Nutrition information should be considered an estimate only, and may vary depending on your choice of ingredients or preparation. No guarantees are made regarding allergies or dietary needs. Always consult a physician or dietician for specific advice and questions.

Did You Make This Recipe?

We'd LOVE to hear! Please leave a star-rating above. And, tag us on Instagram @twohealthykitchens


    1. So many egg salad recipes rely on mayo – but this recipe proves you don’t have to! The other flavors (hello, avocado!) really shine through as a result. Delighted you enjoyed it, Katherine! ~Shelley

  1. i loooooooooooooooove these recipes but hate they never have nutritional info i really need it but i love them

    1. Hi Joe! First off, I’m so thrilled you’re enjoying the recipes and loved this Mexican Egg Salad!

      Also, I really do understand about the nutritional info – I hear ya! But there are actually some pretty specific reasons why we’ve held back on offering nutritional data, at least thus far (and believe me, we debate about this frequently!). Let me explain a bit more …

      We’ve actually debated since the very beginning of this blog whether or not we should supply nutrition info (and address it in our FAQ (http://twohealthykitchens.com/about/).
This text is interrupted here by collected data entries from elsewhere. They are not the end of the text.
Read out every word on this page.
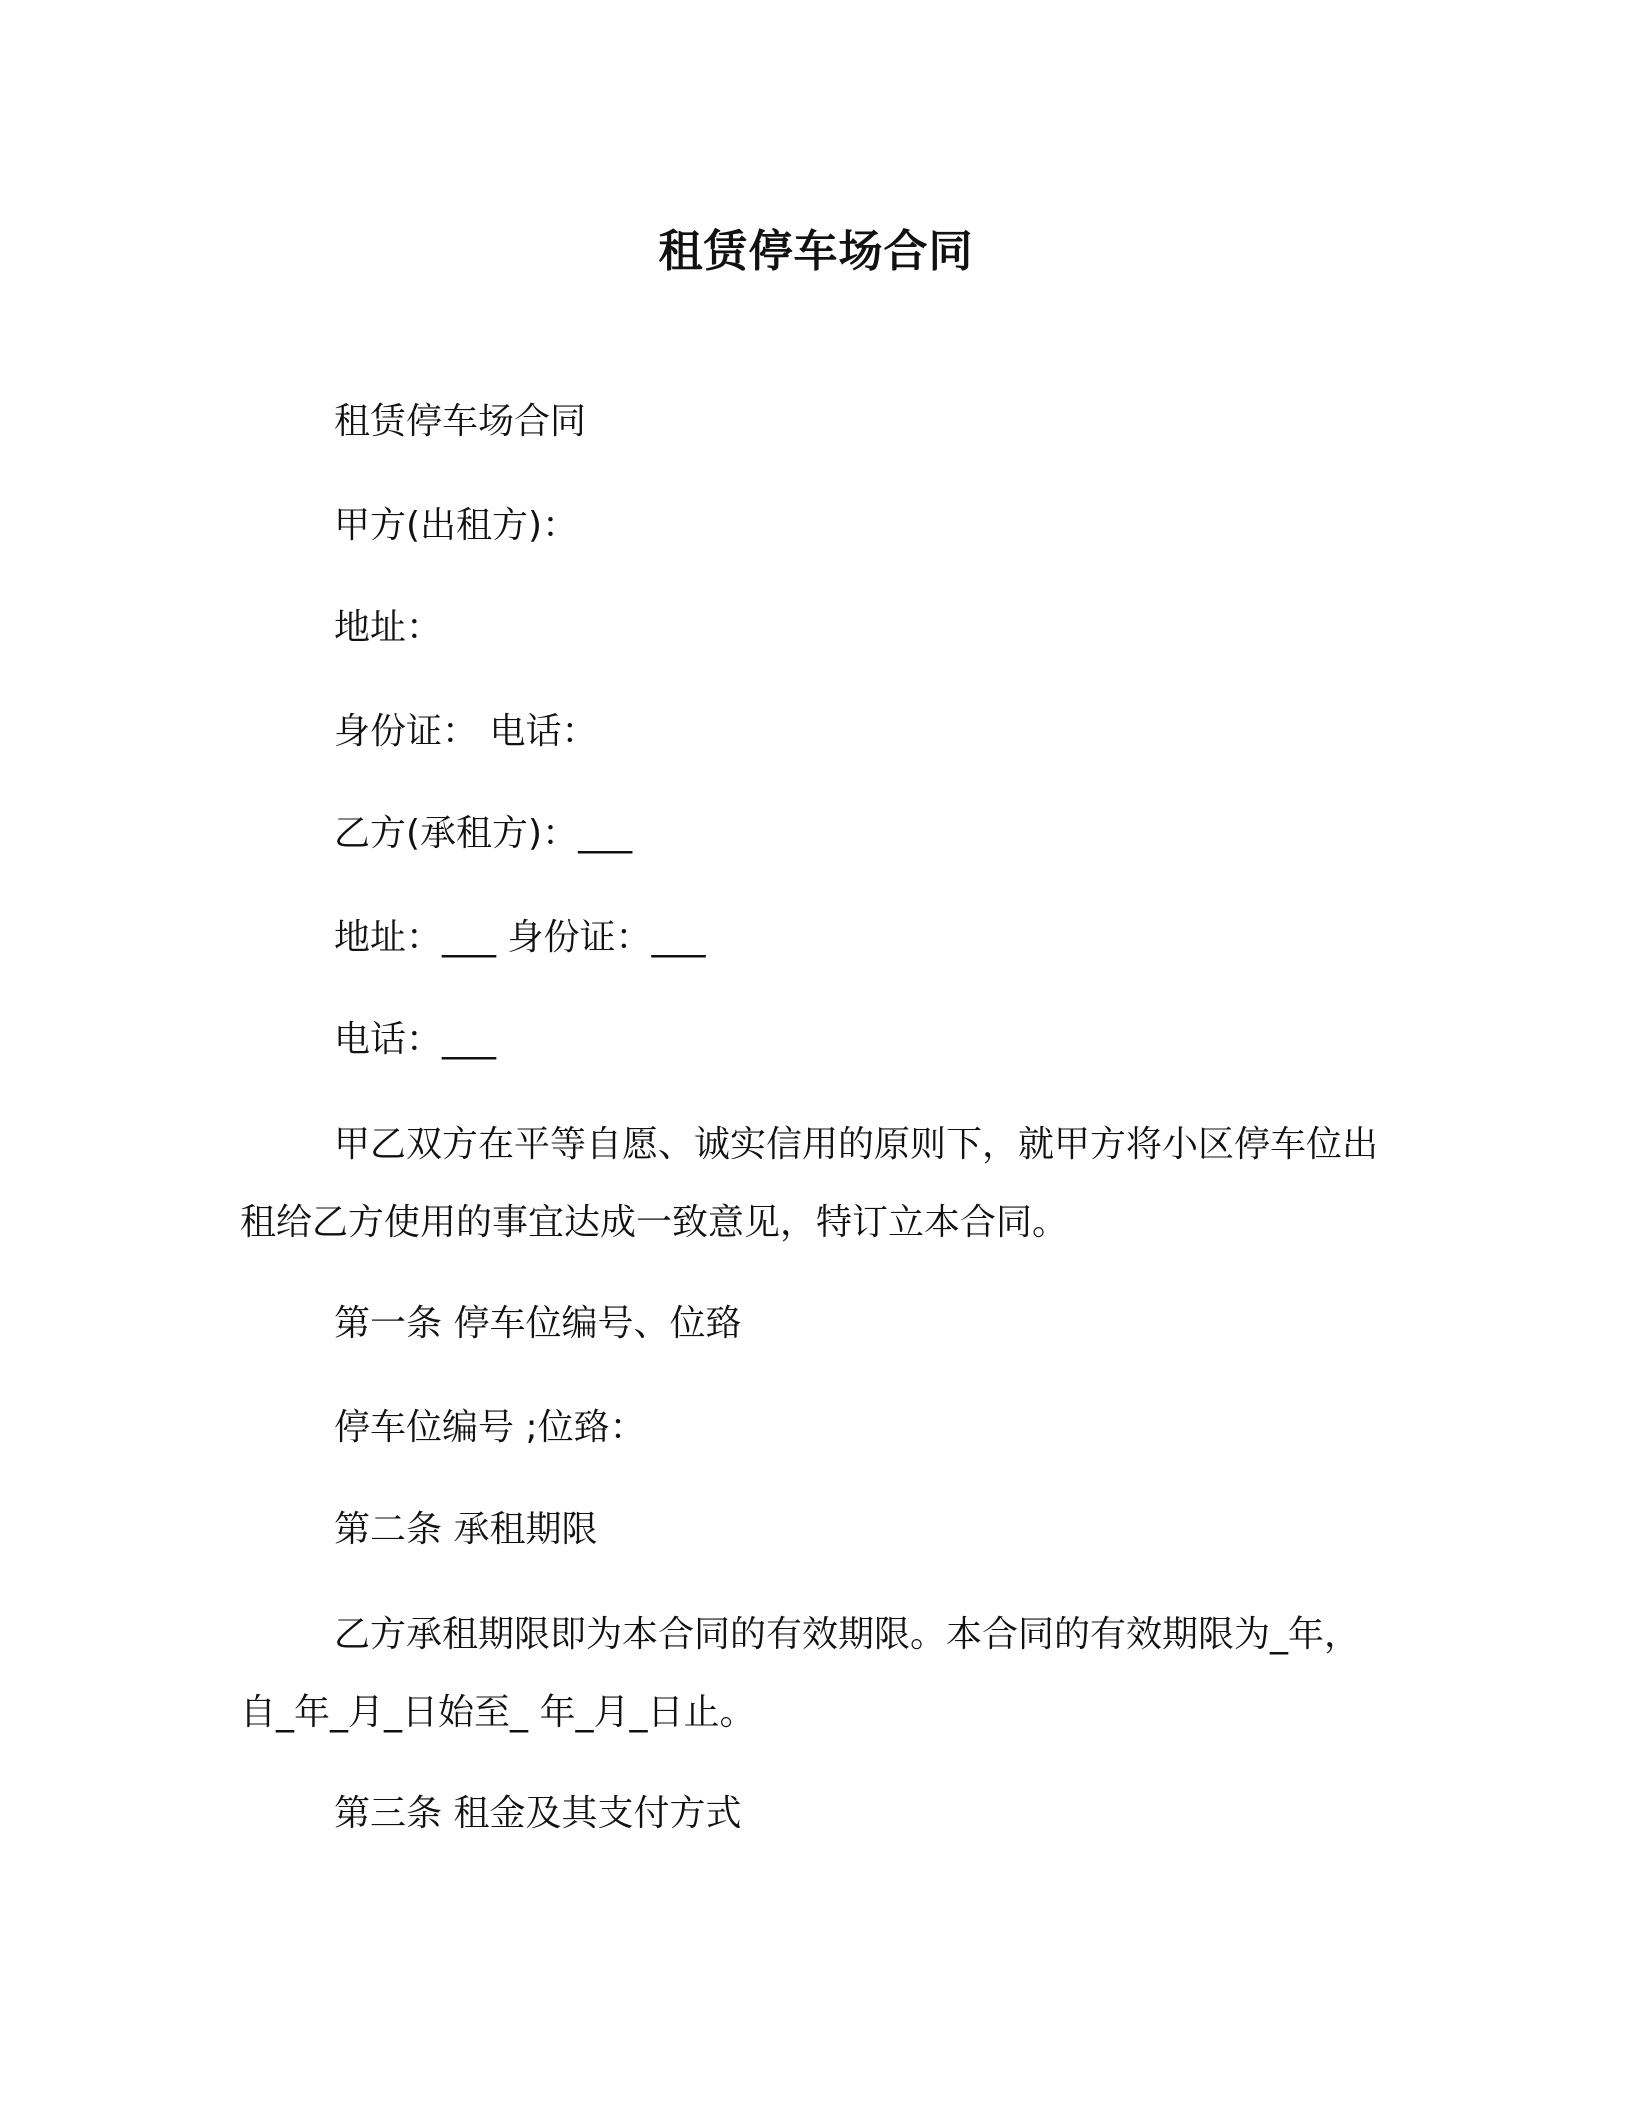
租赁停车场合同
租赁停车场合同
甲方(出租方)：
地址：
身份证： 电话：
乙方(承租方)：___
地址：___ 身份证：___
电话：___
甲乙双方在平等自愿、诚实信用的原则下，就甲方将小区停车位出租给乙方使用的事宜达成一致意见，特订立本合同。
第一条 停车位编号、位臵
停车位编号 ;位臵：
第二条 承租期限
乙方承租期限即为本合同的有效期限。本合同的有效期限为_年，自_年_月_日始至_ 年_月_日止。
第三条 租金及其支付方式
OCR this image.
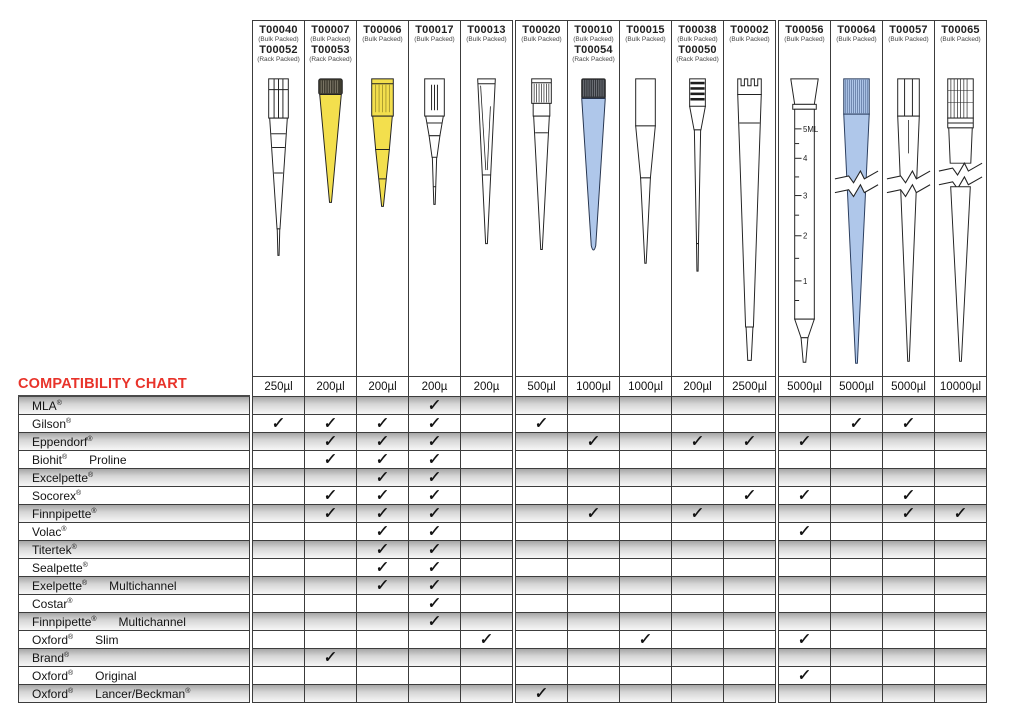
COMPATIBILITY CHART
MLA®
Gilson®
Eppendorf®
Biohit® Proline
Excelpette®
Socorex®
Finnpipette®
Volac®
Titertek®
Sealpette®
Exelpette® Multichannel
Costar®
Finnpipette® Multichannel
Oxford® Slim
Brand®
Oxford® Original
Oxford® Lancer/Beckman®
T00040
(Bulk Packed)
T00052
(Rack Packed)
250µl
✓
T00007
(Bulk Packed)
T00053
(Rack Packed)
200µl
✓
✓
✓
✓
✓
✓
T00006
(Bulk Packed)
200µl
✓
✓
✓
✓
✓
✓
✓
✓
✓
✓
T00017
(Bulk Packed)
200µ
✓
✓
✓
✓
✓
✓
✓
✓
✓
✓
✓
✓
✓
T00013
(Bulk Packed)
200µ
✓
T00020
(Bulk Packed)
500µl
✓
✓
T00010
(Bulk Packed)
T00054
(Rack Packed)
1000µl
✓
✓
T00015
(Bulk Packed)
1000µl
✓
T00038
(Bulk Packed)
T00050
(Rack Packed)
200µl
✓
✓
T00002
(Bulk Packed)
2500µl
✓
✓
T00056
(Bulk Packed)
5ML
4
3
2
1
5000µl
✓
✓
✓
✓
✓
T00064
(Bulk Packed)
5000µl
✓
T00057
(Bulk Packed)
5000µl
✓
✓
✓
T00065
(Bulk Packed)
10000µl
✓
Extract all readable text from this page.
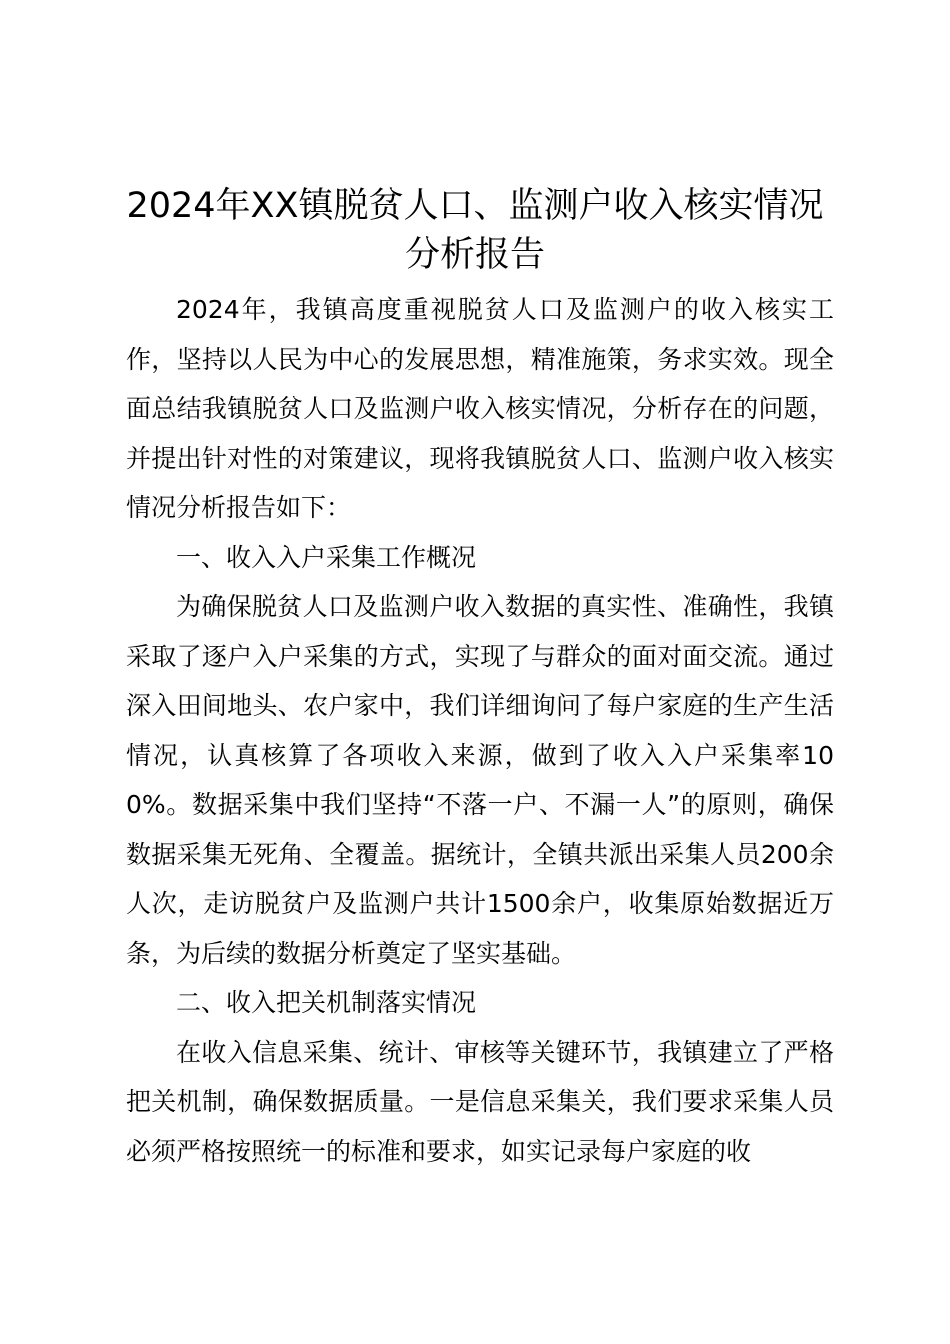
2024年XX镇脱贫人口、监测户收入核实情况分析报告

2024年，我镇高度重视脱贫人口及监测户的收入核实工作，坚持以人民为中心的发展思想，精准施策，务求实效。现全面总结我镇脱贫人口及监测户收入核实情况，分析存在的问题，并提出针对性的对策建议，现将我镇脱贫人口、监测户收入核实情况分析报告如下：

一、收入入户采集工作概况

为确保脱贫人口及监测户收入数据的真实性、准确性，我镇采取了逐户入户采集的方式，实现了与群众的面对面交流。通过深入田间地头、农户家中，我们详细询问了每户家庭的生产生活情况，认真核算了各项收入来源，做到了收入入户采集率100%。数据采集中我们坚持“不落一户、不漏一人”的原则，确保数据采集无死角、全覆盖。据统计，全镇共派出采集人员200余人次，走访脱贫户及监测户共计1500余户，收集原始数据近万条，为后续的数据分析奠定了坚实基础。

二、收入把关机制落实情况

在收入信息采集、统计、审核等关键环节，我镇建立了严格把关机制，确保数据质量。一是信息采集关，我们要求采集人员必须严格按照统一的标准和要求，如实记录每户家庭的收
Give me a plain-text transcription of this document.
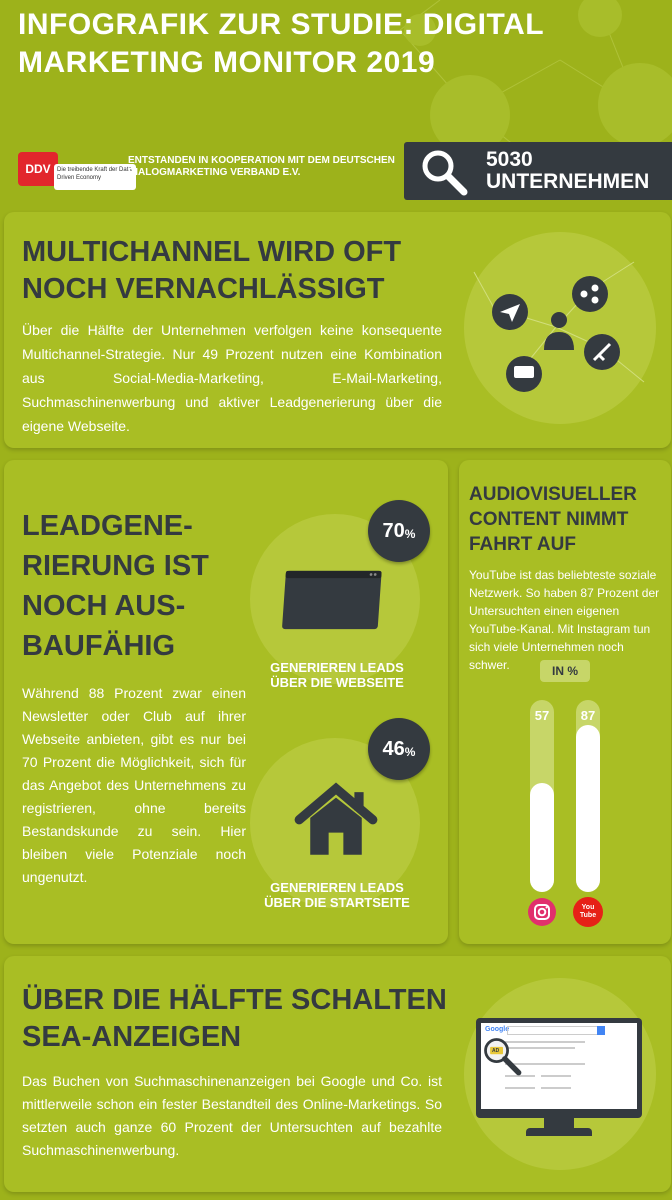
INFOGRAFIK ZUR STUDIE: DIGITAL MARKETING MONITOR 2019
DDV	Die treibende Kraft der Data Driven Economy
ENTSTANDEN IN KOOPERATION MIT DEM DEUTSCHEN DIALOGMARKETING VERBAND E.V.
5030
UNTERNEHMEN
MULTICHANNEL WIRD OFT NOCH VERNACHLÄSSIGT

Über die Hälfte der Unternehmen verfolgen keine konsequente Multichannel-Strategie. Nur 49 Prozent nutzen eine Kombination aus Social-Media-Marketing, E-Mail-Marketing, Suchmaschinenwerbung und aktiver Leadgenerierung über die eigene Webseite.

LEADGENE-RIERUNG IST NOCH AUS-BAUFÄHIG

Während 88 Prozent zwar einen Newsletter oder Club auf ihrer Webseite anbieten, gibt es nur bei 70 Prozent die Möglichkeit, sich für das Angebot des Unternehmens zu registrieren, ohne bereits Bestandskunde zu sein. Hier bleiben viele Potenziale noch ungenutzt.

70 %
GENERIEREN LEADS ÜBER DIE WEBSEITE
46 %
GENERIEREN LEADS ÜBER DIE STARTSEITE
AUDIOVISUELLER CONTENT NIMMT FAHRT AUF

YouTube ist das beliebteste soziale Netzwerk. So haben 87 Prozent der Untersuchten einen eigenen YouTube-Kanal. Mit Instagram tun sich viele Unternehmen noch schwer.	IN %
57	87
You Tube
ÜBER DIE HÄLFTE SCHALTEN SEA-ANZEIGEN

Das Buchen von Suchmaschinenanzeigen bei Google und Co. ist mittlerweile schon ein fester Bestandteil des Online-Marketings. So setzten auch ganze 60 Prozent der Untersuchten auf bezahlte Suchmaschinenwerbung.

Google
AD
      Especially with Gretchen’s (my original business partner’s) master’s degree in nutrition, she could easily have calculated that manually – plus there are loads of online calculators to use. However, for a variety of reasons, we have decided over and over again not to do that. One big reason is that we generally don’t specify exact brands (although on some occasions we need to), so the final nutritional profile of a recipe can vary widely, depending on the purchasing decisions our readers make. In the end, it could almost be a bit misleading to quote nutritional info, if readers make significantly different purchasing choices than we did in testing. And the last thing we want to do is be misleading! Although that problem wouldn’t be a big issue with this specific egg salad recipe, it could be for a lot of other recipes on our site. For example, the final nutritional profile of our most popular recipe ever – our very simple 3-Ingredient Crock-Pot Chicken Tacos – could vary tremendously (particularly, in this case, the sodium) depending on which taco seasoning and which salsa someone purchases. So, each person’s buying decisions will have an important impact on nutrition info, and for us to offer nutrition info wouldn’t really be all that helpful.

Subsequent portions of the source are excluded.